Greyson University North Campus

01. Vries Student Center
02. Upton Medical Center
03. Burke Surgical Building
04. Weaver Center
05. Lockhart Medical Library
06. Olin Science Center
07. Cameron Hall
08. Webster Hall
09. Finch Hall
10. Holmes Hall
11. Holt Hall
12. Chase Law Library
13. Cabot Hall
14. Brown Hall
15. Mayberry Hall
16. Valentine Hall
17. McCoy Library
18. Riverdale Apartments
19. Smithson St. Apartments
20. Charles Way Apartments
 

The history of Greyson University's North Campus began in 1898, when the affluent founders of the university bought the old St. Agnes Hospital outright for use as a teaching hospital attached to the nascent medical school. Over the next few years, they bought or constructed other buildings in the area, including the Lockhart Medical Library, Finch Hall, and Cabot Hall, using these as supplemental buildings for their more advanced programs. However, major expansion of the North Campus did not begin until 1949. In that year, a devastating fire destroyed the old hospital, killing many of the staff and patients.
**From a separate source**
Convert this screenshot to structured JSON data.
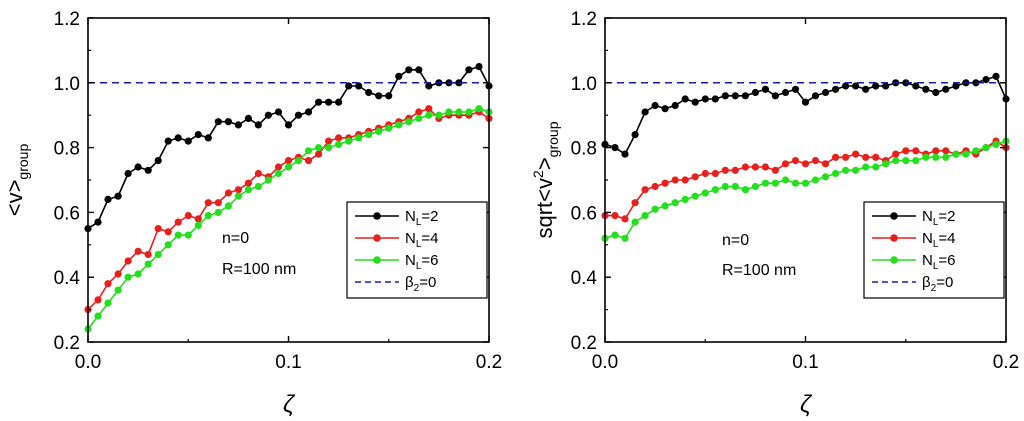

A network of grieving locals and stricken alumni came together to rebuild and expand the facilities, led by one Dr. Robert Upton, an alumnus of the Greyson University School of Medicine who had previously given the school the Jonathan Upton Memorial Boathouse. Their efforts led to the erection of the Upton Medical Center, the Burke Surgical Building, Cameron Hall, and many of the other buildings used by the School of Law and the other postgraduate programs to this day.

Nearly all of the buildings on the North Campus have been renovated at least once, and the School of Medicine's buildings in particular are very well-kept indeed. The libraries are also state-of-the-art, with excellent facilities for preservation and restoration, and house many rare and unique volumes - including, in the case of the Lockhart Library, a handful of old medical texts bound in human skin, objects of some curiosity for the student population. In many respects, the North Campus represents the more modern component of Greyson's facilities. It is currently used primarily for the university's various postgraduate programs and is generally considered the grad students' home base, but a handful of undergraduate courses are usually held in North Campus classrooms each term - much to the consternation of the hapless undergrads who have to take the bus or walk a fairly significant distance just to get to class.

On the map, blue buildings represent Medical School buildings, red buildings represent Law School holdings, green buildings represent those structures given over to general postgraduate studies, purple buildings represent student housing and the Vries Student Center is given in yellow.